By Phyllis Wakiaga
Cost-effective local sourcing is gaining momentum and remains more important than ever especially in our quest to attain Vision 2030. This is because if we raise local standards to meet global demands, we are inadvertently raising the quality of goods and services within our borders and uniquely positioning ourselves as a force to reckon with globally.
The decision to outsource jobs overseas and buy from international markets is based mainly on two things; price – when we consider that in some cases, unfortunately imported goods are cheaper and secondly a historical trend that has placed the value of imported goods at a much higher scale than local products, sometimes with good reason. However, taking into account how much is produced locally, it is prudent that we find ways to use this to our advantage and make ours a very competitive market.
If we look at our supply chains for example, there is definitely a latent capacity to add value and enhance the quality in order to create a strong and sustainable local economy. Some of the benefits of enriching our supply chains is that, given their locality you will enjoy shorter delivery times and more certainty that your goods will arrive at all; reduced transportation costs, supporting the local economy and creation of a strong community relationship.
In other words, promoting local sourcing goes hand in hand with ‘The Buy Kenya Build Kenya’ initiative. Further, it gives us a sense of ownership and pride to buy and promote Kenyan products whilst at the same time branding our country’s output as that of reputable quality. Hence, in as much as local sourcing is about raising our own standards, it is also about making our supply chains and value-add industries formidable enough to cushion us against any external shocks.

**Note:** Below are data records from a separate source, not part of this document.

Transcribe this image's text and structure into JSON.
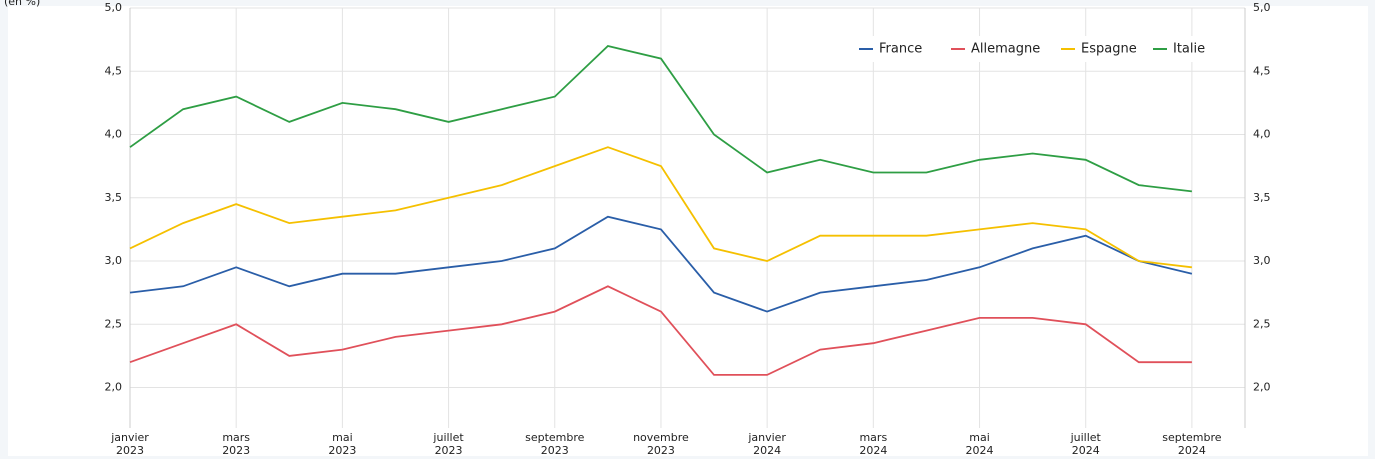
{
  "chart_data": {
    "type": "line",
    "y_label": "(en %)",
    "x": [
      "2023-01",
      "2023-02",
      "2023-03",
      "2023-04",
      "2023-05",
      "2023-06",
      "2023-07",
      "2023-08",
      "2023-09",
      "2023-10",
      "2023-11",
      "2023-12",
      "2024-01",
      "2024-02",
      "2024-03",
      "2024-04",
      "2024-05",
      "2024-06",
      "2024-07",
      "2024-08",
      "2024-09"
    ],
    "xlim": [
      "2023-01",
      "2024-10"
    ],
    "xticks": [
      {
        "value": "2023-01",
        "label": [
          "janvier",
          "2023"
        ]
      },
      {
        "value": "2023-03",
        "label": [
          "mars",
          "2023"
        ]
      },
      {
        "value": "2023-05",
        "label": [
          "mai",
          "2023"
        ]
      },
      {
        "value": "2023-07",
        "label": [
          "juillet",
          "2023"
        ]
      },
      {
        "value": "2023-09",
        "label": [
          "septembre",
          "2023"
        ]
      },
      {
        "value": "2023-11",
        "label": [
          "novembre",
          "2023"
        ]
      },
      {
        "value": "2024-01",
        "label": [
          "janvier",
          "2024"
        ]
      },
      {
        "value": "2024-03",
        "label": [
          "mars",
          "2024"
        ]
      },
      {
        "value": "2024-05",
        "label": [
          "mai",
          "2024"
        ]
      },
      {
        "value": "2024-07",
        "label": [
          "juillet",
          "2024"
        ]
      },
      {
        "value": "2024-09",
        "label": [
          "septembre",
          "2024"
        ]
      }
    ],
    "ylim": [
      1.68,
      5.0
    ],
    "yticks": [
      {
        "value": 2.0,
        "label": "2,0"
      },
      {
        "value": 2.5,
        "label": "2,5"
      },
      {
        "value": 3.0,
        "label": "3,0"
      },
      {
        "value": 3.5,
        "label": "3,5"
      },
      {
        "value": 4.0,
        "label": "4,0"
      },
      {
        "value": 4.5,
        "label": "4,5"
      },
      {
        "value": 5.0,
        "label": "5,0"
      }
    ],
    "grid": true,
    "legend": "top-right",
    "series": [
      {
        "name": "France",
        "color": "#2a5ea8",
        "values": [
          2.75,
          2.8,
          2.95,
          2.8,
          2.9,
          2.9,
          2.95,
          3.0,
          3.1,
          3.35,
          3.25,
          2.75,
          2.6,
          2.75,
          2.8,
          2.85,
          2.95,
          3.1,
          3.2,
          3.0,
          2.9
        ]
      },
      {
        "name": "Allemagne",
        "color": "#e0505a",
        "values": [
          2.2,
          2.35,
          2.5,
          2.25,
          2.3,
          2.4,
          2.45,
          2.5,
          2.6,
          2.8,
          2.6,
          2.1,
          2.1,
          2.3,
          2.35,
          2.45,
          2.55,
          2.55,
          2.5,
          2.2,
          2.2
        ]
      },
      {
        "name": "Espagne",
        "color": "#f5c000",
        "values": [
          3.1,
          3.3,
          3.45,
          3.3,
          3.35,
          3.4,
          3.5,
          3.6,
          3.75,
          3.9,
          3.75,
          3.1,
          3.0,
          3.2,
          3.2,
          3.2,
          3.25,
          3.3,
          3.25,
          3.0,
          2.95
        ]
      },
      {
        "name": "Italie",
        "color": "#2e9e44",
        "values": [
          3.9,
          4.2,
          4.3,
          4.1,
          4.25,
          4.2,
          4.1,
          4.2,
          4.3,
          4.7,
          4.6,
          4.0,
          3.7,
          3.8,
          3.7,
          3.7,
          3.8,
          3.85,
          3.8,
          3.6,
          3.55
        ]
      }
    ]
  }
}
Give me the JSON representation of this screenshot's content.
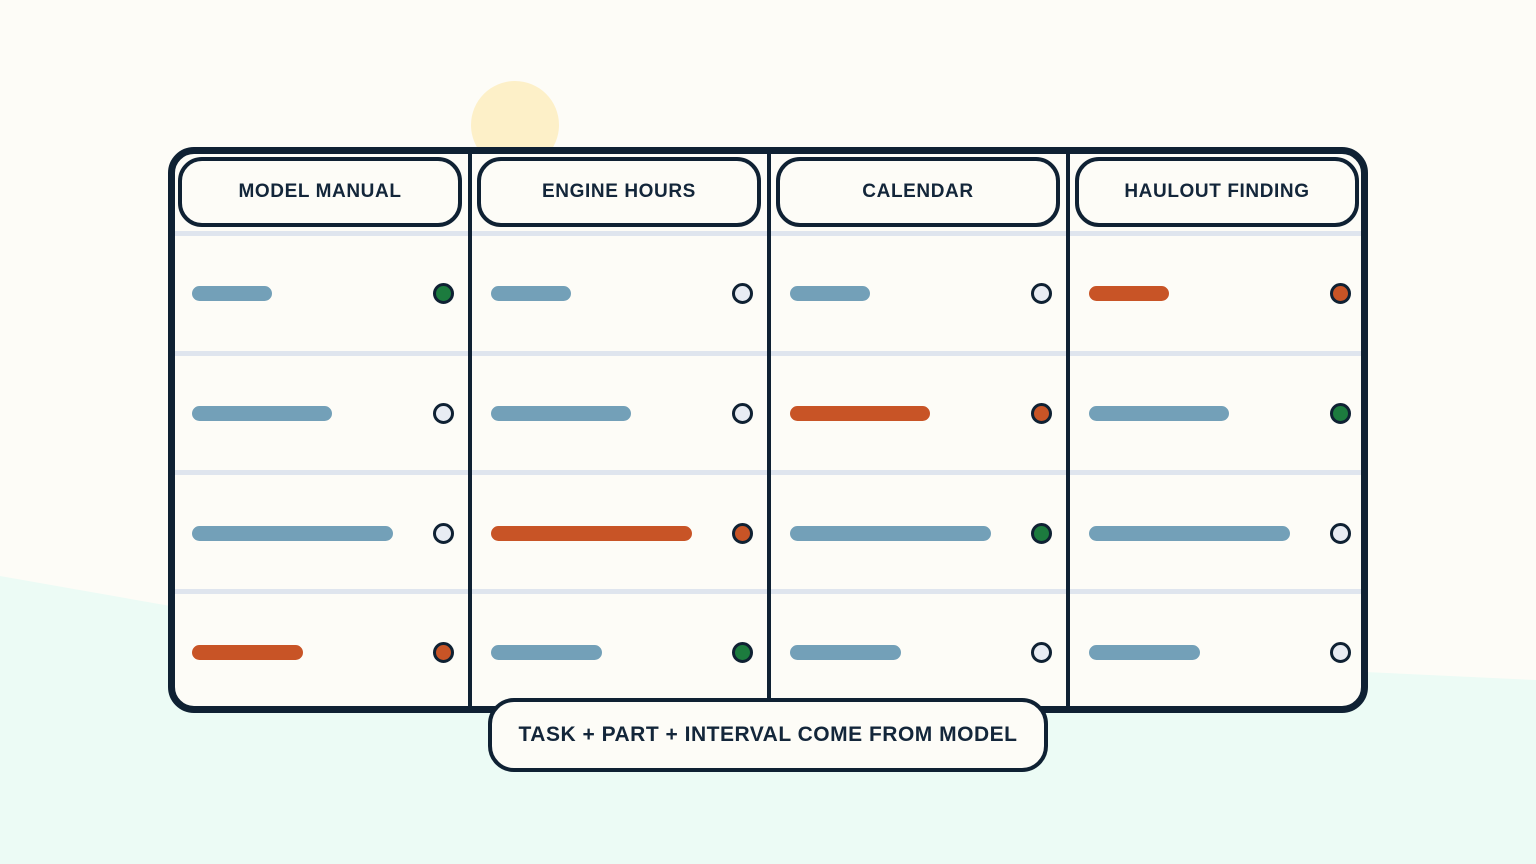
{
  "colors": {
    "background": "#fdfcf7",
    "ground": "#ecfbf5",
    "sun": "#fdf0c8",
    "ink": "#0f2133",
    "divider": "#dfe5ee",
    "bar_neutral": "#73a0b8",
    "bar_alert": "#c85426",
    "dot_empty": "#e8ecf3",
    "dot_ok": "#1c7b3e",
    "dot_alert": "#c85426"
  },
  "columns": [
    {
      "label": "MODEL MANUAL",
      "rows": [
        {
          "bar": "neutral",
          "bar_fill": 0.3,
          "dot": "ok"
        },
        {
          "bar": "neutral",
          "bar_fill": 0.53,
          "dot": "empty"
        },
        {
          "bar": "neutral",
          "bar_fill": 0.76,
          "dot": "empty"
        },
        {
          "bar": "alert",
          "bar_fill": 0.42,
          "dot": "alert"
        }
      ]
    },
    {
      "label": "ENGINE HOURS",
      "rows": [
        {
          "bar": "neutral",
          "bar_fill": 0.3,
          "dot": "empty"
        },
        {
          "bar": "neutral",
          "bar_fill": 0.53,
          "dot": "empty"
        },
        {
          "bar": "alert",
          "bar_fill": 0.76,
          "dot": "alert"
        },
        {
          "bar": "neutral",
          "bar_fill": 0.42,
          "dot": "ok"
        }
      ]
    },
    {
      "label": "CALENDAR",
      "rows": [
        {
          "bar": "neutral",
          "bar_fill": 0.3,
          "dot": "empty"
        },
        {
          "bar": "alert",
          "bar_fill": 0.53,
          "dot": "alert"
        },
        {
          "bar": "neutral",
          "bar_fill": 0.76,
          "dot": "ok"
        },
        {
          "bar": "neutral",
          "bar_fill": 0.42,
          "dot": "empty"
        }
      ]
    },
    {
      "label": "HAULOUT FINDING",
      "rows": [
        {
          "bar": "alert",
          "bar_fill": 0.3,
          "dot": "alert"
        },
        {
          "bar": "neutral",
          "bar_fill": 0.53,
          "dot": "ok"
        },
        {
          "bar": "neutral",
          "bar_fill": 0.76,
          "dot": "empty"
        },
        {
          "bar": "neutral",
          "bar_fill": 0.42,
          "dot": "empty"
        }
      ]
    }
  ],
  "footer": {
    "label": "TASK + PART + INTERVAL COME FROM MODEL"
  }
}
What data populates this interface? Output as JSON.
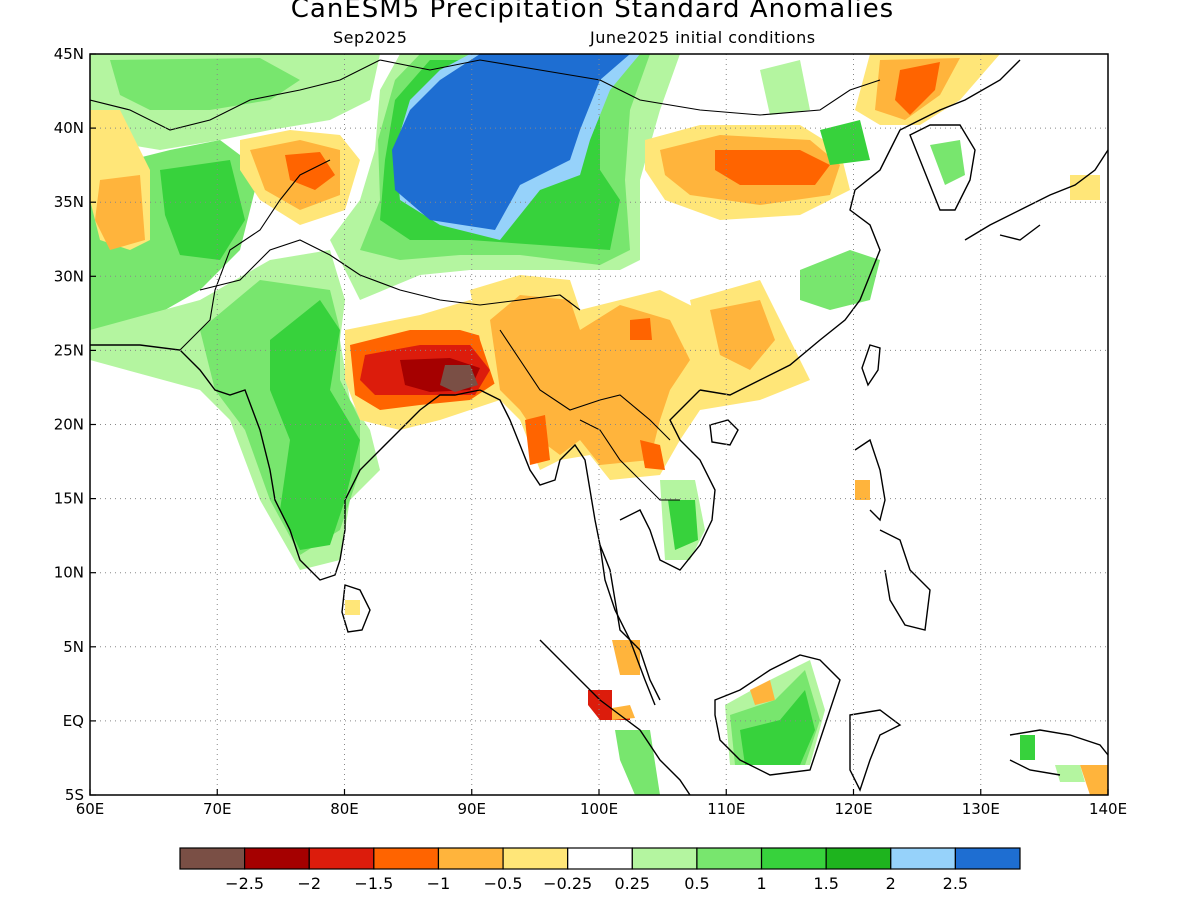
{
  "title": "CanESM5 Precipitation Standard Anomalies",
  "subtitle_left": "Sep2025",
  "subtitle_right": "June2025 initial conditions",
  "map": {
    "lon_range": [
      60,
      140
    ],
    "lat_range": [
      -5,
      45
    ],
    "lon_ticks": [
      {
        "value": 60,
        "label": "60E"
      },
      {
        "value": 70,
        "label": "70E"
      },
      {
        "value": 80,
        "label": "80E"
      },
      {
        "value": 90,
        "label": "90E"
      },
      {
        "value": 100,
        "label": "100E"
      },
      {
        "value": 110,
        "label": "110E"
      },
      {
        "value": 120,
        "label": "120E"
      },
      {
        "value": 130,
        "label": "130E"
      },
      {
        "value": 140,
        "label": "140E"
      }
    ],
    "lat_ticks": [
      {
        "value": 45,
        "label": "45N"
      },
      {
        "value": 40,
        "label": "40N"
      },
      {
        "value": 35,
        "label": "35N"
      },
      {
        "value": 30,
        "label": "30N"
      },
      {
        "value": 25,
        "label": "25N"
      },
      {
        "value": 20,
        "label": "20N"
      },
      {
        "value": 15,
        "label": "15N"
      },
      {
        "value": 10,
        "label": "10N"
      },
      {
        "value": 5,
        "label": "5N"
      },
      {
        "value": 0,
        "label": "EQ"
      },
      {
        "value": -5,
        "label": "5S"
      }
    ],
    "grid": "dotted"
  },
  "colorbar": {
    "colors": [
      "#7a4f45",
      "#a50000",
      "#dc1c0c",
      "#ff6400",
      "#ffb43c",
      "#ffe678",
      "#ffffff",
      "#b4f5a0",
      "#78e66e",
      "#37d23c",
      "#1eb41e",
      "#96d2fa",
      "#1e6ed2"
    ],
    "labels": [
      "-2.5",
      "-2",
      "-1.5",
      "-1",
      "-0.5",
      "-0.25",
      "0.25",
      "0.5",
      "1",
      "1.5",
      "2",
      "2.5"
    ]
  },
  "anomaly_regions": [
    {
      "region": "Mongolia / N China",
      "level": 2.5,
      "color": "#1e6ed2"
    },
    {
      "region": "Mongolia / N China fringe",
      "level": 2,
      "color": "#96d2fa"
    },
    {
      "region": "Indian subcontinent",
      "level": 1,
      "color": "#78e66e"
    },
    {
      "region": "Central India",
      "level": 1.5,
      "color": "#37d23c"
    },
    {
      "region": "Afghanistan / Pakistan",
      "level": 0.5,
      "color": "#b4f5a0"
    },
    {
      "region": "Tibetan Plateau",
      "level": 1,
      "color": "#37d23c"
    },
    {
      "region": "Kazakhstan",
      "level": 0.5,
      "color": "#b4f5a0"
    },
    {
      "region": "Eastern India",
      "level": -1.5,
      "color": "#dc1c0c"
    },
    {
      "region": "Bangladesh",
      "level": -2.5,
      "color": "#7a4f45"
    },
    {
      "region": "Myanmar",
      "level": -0.5,
      "color": "#ffb43c"
    },
    {
      "region": "Southern China",
      "level": -0.5,
      "color": "#ffb43c"
    },
    {
      "region": "Northern China",
      "level": -1,
      "color": "#ff6400"
    },
    {
      "region": "NE China",
      "level": -1,
      "color": "#ff6400"
    },
    {
      "region": "Western Tibet",
      "level": -0.5,
      "color": "#ffb43c"
    },
    {
      "region": "Iran",
      "level": -0.5,
      "color": "#ffb43c"
    },
    {
      "region": "Borneo",
      "level": 1,
      "color": "#37d23c"
    },
    {
      "region": "Sumatra",
      "level": -1.5,
      "color": "#dc1c0c"
    },
    {
      "region": "Cambodia",
      "level": 0.5,
      "color": "#b4f5a0"
    }
  ]
}
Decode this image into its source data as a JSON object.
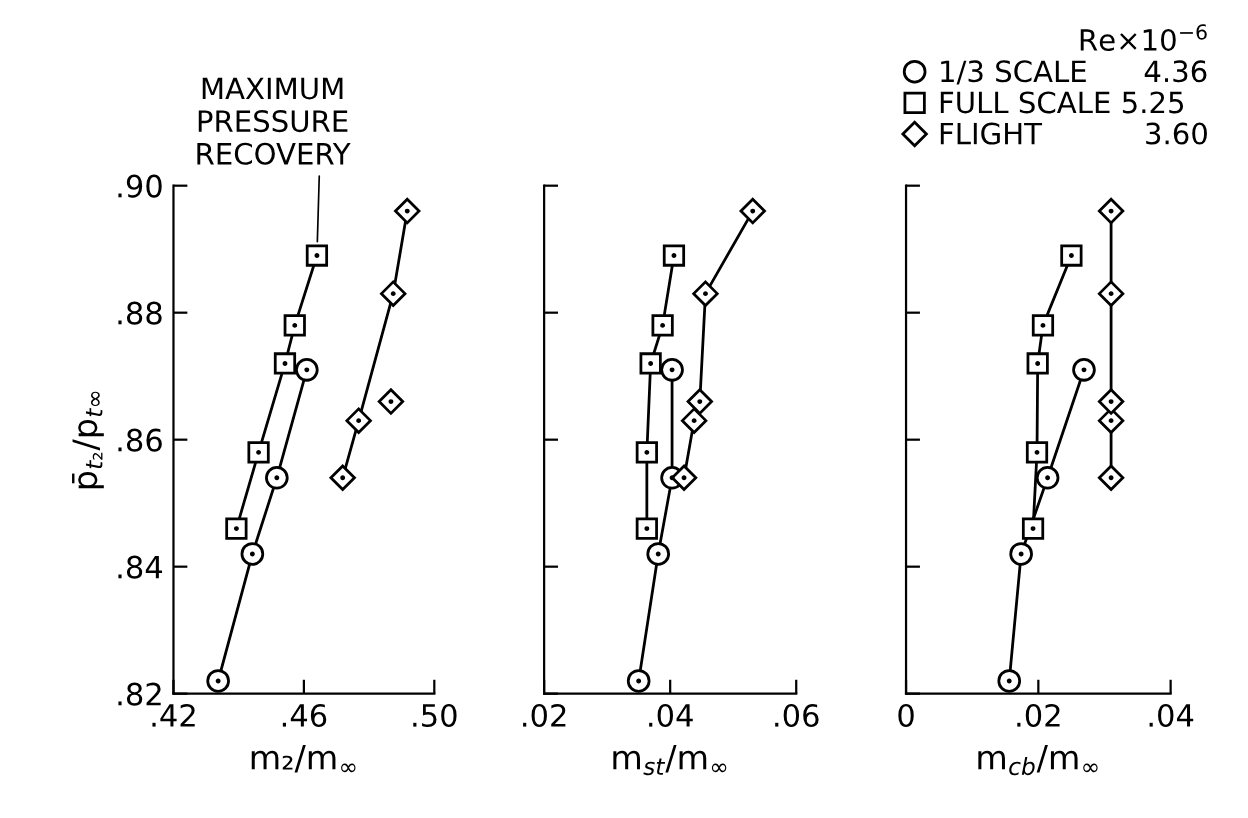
{
  "chart_data": [
    {
      "type": "line",
      "xlabel": "m₂/m$_{∞}$",
      "ylabel": "p̄$_{t₂}$/p$_{t∞}$",
      "xlim": [
        0.42,
        0.5
      ],
      "xticks": [
        {
          "value": 0.42,
          "label": ".42"
        },
        {
          "value": 0.46,
          "label": ".46"
        },
        {
          "value": 0.5,
          "label": ".50"
        }
      ],
      "ylim": [
        0.82,
        0.9
      ],
      "yticks": [
        {
          "value": 0.82,
          "label": ".82"
        },
        {
          "value": 0.84,
          "label": ".84"
        },
        {
          "value": 0.86,
          "label": ".86"
        },
        {
          "value": 0.88,
          "label": ".88"
        },
        {
          "value": 0.9,
          "label": ".90"
        }
      ],
      "annotations": [
        {
          "text": "MAXIMUM\nPRESSURE\nRECOVERY",
          "x": 0.464,
          "y": 0.889
        }
      ],
      "series": [
        {
          "marker": "circle",
          "color": "#000000",
          "x": [
            0.4337,
            0.4442,
            0.4517,
            0.4609
          ],
          "values": [
            0.822,
            0.842,
            0.854,
            0.871
          ]
        },
        {
          "marker": "square",
          "color": "#000000",
          "x": [
            0.4393,
            0.4461,
            0.4542,
            0.4572,
            0.464
          ],
          "values": [
            0.846,
            0.858,
            0.872,
            0.878,
            0.889
          ]
        },
        {
          "marker": "diamond",
          "color": "#000000",
          "x": [
            0.4719,
            0.4768,
            0.4874,
            0.4917
          ],
          "values": [
            0.854,
            0.863,
            0.883,
            0.896
          ]
        },
        {
          "type": "scatter",
          "marker": "diamond",
          "color": "#000000",
          "x": [
            0.4867
          ],
          "values": [
            0.866
          ]
        }
      ]
    },
    {
      "type": "line",
      "xlabel": "m$_{st}$/m$_{∞}$",
      "xlim": [
        0.02,
        0.06
      ],
      "xticks": [
        {
          "value": 0.02,
          "label": ".02"
        },
        {
          "value": 0.04,
          "label": ".04"
        },
        {
          "value": 0.06,
          "label": ".06"
        }
      ],
      "ylim": [
        0.82,
        0.9
      ],
      "yticks": [
        {
          "value": 0.82,
          "label": null
        },
        {
          "value": 0.84,
          "label": null
        },
        {
          "value": 0.86,
          "label": null
        },
        {
          "value": 0.88,
          "label": null
        },
        {
          "value": 0.9,
          "label": null
        }
      ],
      "tick_labels": "x",
      "series": [
        {
          "marker": "circle",
          "color": "#000000",
          "x": [
            0.035,
            0.0381,
            0.0403,
            0.0403
          ],
          "values": [
            0.822,
            0.842,
            0.854,
            0.871
          ]
        },
        {
          "marker": "square",
          "color": "#000000",
          "x": [
            0.0363,
            0.0363,
            0.0369,
            0.0388,
            0.0406
          ],
          "values": [
            0.846,
            0.858,
            0.872,
            0.878,
            0.889
          ]
        },
        {
          "marker": "diamond",
          "color": "#000000",
          "x": [
            0.0422,
            0.0438,
            0.0447,
            0.0456,
            0.0531
          ],
          "values": [
            0.854,
            0.863,
            0.866,
            0.883,
            0.896
          ]
        }
      ]
    },
    {
      "type": "line",
      "xlabel": "m$_{cb}$/m$_{∞}$",
      "xlim": [
        0,
        0.04
      ],
      "xticks": [
        {
          "value": 0,
          "label": "0"
        },
        {
          "value": 0.02,
          "label": ".02"
        },
        {
          "value": 0.04,
          "label": ".04"
        }
      ],
      "ylim": [
        0.82,
        0.9
      ],
      "yticks": [
        {
          "value": 0.82,
          "label": null
        },
        {
          "value": 0.84,
          "label": null
        },
        {
          "value": 0.86,
          "label": null
        },
        {
          "value": 0.88,
          "label": null
        },
        {
          "value": 0.9,
          "label": null
        }
      ],
      "tick_labels": "x",
      "legend": "top right",
      "legend_title": "Re×10$^{−6}$",
      "series": [
        {
          "name": "1/3 SCALE      4.36",
          "marker": "circle",
          "color": "#000000",
          "x": [
            0.0156,
            0.0174,
            0.0214,
            0.0269
          ],
          "values": [
            0.822,
            0.842,
            0.854,
            0.871
          ]
        },
        {
          "name": "FULL SCALE 5.25",
          "marker": "square",
          "color": "#000000",
          "x": [
            0.0192,
            0.0198,
            0.0199,
            0.0207,
            0.025
          ],
          "values": [
            0.846,
            0.858,
            0.872,
            0.878,
            0.889
          ]
        },
        {
          "name": "FLIGHT           3.60",
          "marker": "diamond",
          "color": "#000000",
          "x": [
            0.031,
            0.031,
            0.031,
            0.031,
            0.031
          ],
          "values": [
            0.854,
            0.863,
            0.866,
            0.883,
            0.896
          ]
        }
      ]
    }
  ]
}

However, local sourcing in the hospitality, food and beverage sectors has remained low in recent years. This should be a key concern for stakeholders in industry who are keen to build a strong manufacturing base. For example, recently the COMESA Business Council (CBC) in partnership with Kenya Association of Manufacturers (KAM) initiated the Local Sourcing for Partnerships (LSP) Project to target the Small Growth Enterprises within the hospitality and agro-industry sector, with the aim of building their capacity on quality standards.
A World Bank Report titled “Kenya Economic Update” cited food production as a dominant manufacturing activity in Kenya, accounting for 32 percent of total manufacturing output in 2013. The food sub-sector leverages Kenya’s large agricultural economy and strong domestic demand. Other key sub-sectors are beverages and tobacco products, chemicals, printing, rubber and plastic products. Dairy products, pharmaceuticals and metals were also rates as the fastest growing manufacturing sub sectors between 2009 and 2013.
According to the Kenya Industrial Transformation Programme, Eastern Africa annually imports USD 3.8 billion in raw and processed commodities such as wheat, palm oil and rice for local consumption. This presents a great window of opportunity for value addition in the agricultural sector with a promise to make our country an agro-processing hub. Currently, we process only 16 per cent of our agricultural exports and this figure needs to go up; we should be blending our own tea and selling it in a blended form.
By contrast, countries like Tanzania, Uganda and Ivory Coast process 27%, 34% and 32% respectively. So it is possible for us to double the amount of our processed agricultural exports to boost agriculture, create an additional 110,000 jobs and earn USD 600 million.
With a project such as the Local Sourcing for Partnerships we seek to encourage a responsible procurement policy that focuses on local Supplier improvement mechanisms. Its overall goal is to increase local sourcing from Small Growth Enterprise by large corporate companies in the COMESA region in order to create jobs and economic development.
The CBC and KAM has partnered with the COMESA Sanitary and Phytosanitary and food safety (SPS) Unit to implement the training program for SMEs in the food supply business. The idea is to make sure that our SMEs have the capacity to meet the key quality standards demanded by our own hotel industry in order to encourage integration into their formal supply chain.
The training program known as the Global Food Safety Initiative (GFSI) also looks into improving implementation of the Hazard Analysis & Critical Control Points (HACCP); a management system in which food safety is addressed through the analysis and control of biological, chemical, and physical hazards from raw material production, procurement and handling, all the way to manufacturing, distribution and consumption of the finished product. From this one training 80 suppliers will be equipped with skills and knowledge on quality standards .
This is one way in which stakeholders can get actively involved in partnering with local suppliers with special focus on SMEs. It is a low hanging fruit for industry and indeed achievable.
Finally, looking at the personal connection can also be a great asset. Having the ability to meet your supplier face to face provides a greater opportunity for personal connection and relationship building. This personal touch comes into play when your business is in crisis or needs to meet a surprise deadline.
Having a good rapport with your supplier will be the oil that greases the cogs of your business allowing you to operate with no hitches.